De heer Heerema wilde graag een toezegging van mij. Ik ga hem teleurstellen: die gaat hij niet krijgen. Hij vraagt om de inspectie apart onderzoek te laten doen naar marketingmiddelen in het kader van de concurrentie. Daar is op dit moment ook geen concrete aanleiding voor. Ik wil hem wel toezeggen dat wij zowel de VO-raad als de MBO Raad nog eens op het hart zullen drukken om ook bij hun leden te vragen om een grote mate van terughoudendheid daarin en er ook in de benchmarks die er zijn, voor te zorgen dat men altijd aan de voorzichtige kant van de uitgaven gaat zitten.

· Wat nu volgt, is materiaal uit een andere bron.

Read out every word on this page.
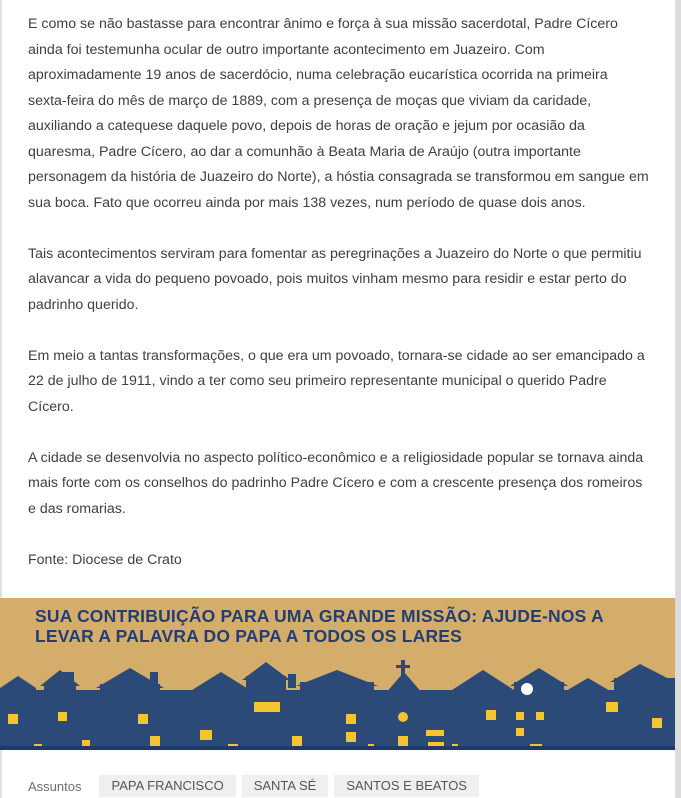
E como se não bastasse para encontrar ânimo e força à sua missão sacerdotal, Padre Cícero ainda foi testemunha ocular de outro importante acontecimento em Juazeiro. Com aproximadamente 19 anos de sacerdócio, numa celebração eucarística ocorrida na primeira sexta-feira do mês de março de 1889, com a presença de moças que viviam da caridade, auxiliando a catequese daquele povo, depois de horas de oração e jejum por ocasião da quaresma, Padre Cícero, ao dar a comunhão à Beata Maria de Araújo (outra importante personagem da história de Juazeiro do Norte), a hóstia consagrada se transformou em sangue em sua boca. Fato que ocorreu ainda por mais 138 vezes, num período de quase dois anos.

Tais acontecimentos serviram para fomentar as peregrinações a Juazeiro do Norte o que permitiu alavancar a vida do pequeno povoado, pois muitos vinham mesmo para residir e estar perto do padrinho querido.

Em meio a tantas transformações, o que era um povoado, tornara-se cidade ao ser emancipado a 22 de julho de 1911, vindo a ter como seu primeiro representante municipal o querido Padre Cícero.

A cidade se desenvolvia no aspecto político-econômico e a religiosidade popular se tornava ainda mais forte com os conselhos do padrinho Padre Cícero e com a crescente presença dos romeiros e das romarias.

Fonte: Diocese de Crato

SUA CONTRIBUIÇÃO PARA UMA GRANDE MISSÃO: AJUDE-NOS A LEVAR A PALAVRA DO PAPA A TODOS OS LARES
Assuntos	PAPA FRANCISCO	SANTA SÉ	SANTOS E BEATOS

De heer Beertema is nu helaas even weg, maar ik ben het zeer eens met zijn opmerking dat we toch vooral moeten benadrukken dat het mbo een volwaardige eindopleiding is. Het mbo biedt prachtige kansen om een prachtig beroep uit te oefenen. Het arbeidsmarktperspectief is op dit moment voor de meeste opleidingen ook echt heel goed. Op dat punt ben ik het dus zeer met hem eens. De uitruil van opleidingen vindt inderdaad op meer plekken al plaats, en niet alleen in Groningen. Hij wees er ook terecht op dat we in het mbo, weliswaar via een andere route, de fusies nog wel toetsen, Maar ik zeg tegen de heer Van Meenen: een golf zal het niet zijn, maar als ik kijk naar de omvang van die krimp, dan gaan we niet alle huidige mbo-instellingen op termijn overeind houden. En welke vorm dat gaat krijgen, dat moeten we nog zien. Ik heb in eerste termijn al uitgelegd dat er vele vormen mogelijk zijn.

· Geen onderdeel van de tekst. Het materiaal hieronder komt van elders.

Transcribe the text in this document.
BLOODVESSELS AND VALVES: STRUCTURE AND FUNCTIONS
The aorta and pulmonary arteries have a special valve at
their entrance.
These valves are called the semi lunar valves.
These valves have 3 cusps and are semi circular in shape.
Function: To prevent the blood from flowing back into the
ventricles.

Ik zeg ten slotte tegen de heer Beertema dat het zeer goed is als wij bestuurlijke extravagantie aan de kaak blijven stellen. Dat zal ik ook doen. Dat moeten we met z'n allen blijven doen, want er is niemand die dat gewenst acht. Daar moeten we met z'n allen heel kritisch op zijn, maar we moeten het ook niet overdrijven, in die zin dat we een beeld schetsen dat het overal aan de orde is. Maar volgens mij kunnen wij daar elkaar wel op vinden.

Ik stel vast dat mevrouw Van den Hul niet helemaal content was met het antwoord van collega Slob over de zelfstandige dorpsscholen en om die reden een VAO aanvraagt. Dat gaan we daar wel zien.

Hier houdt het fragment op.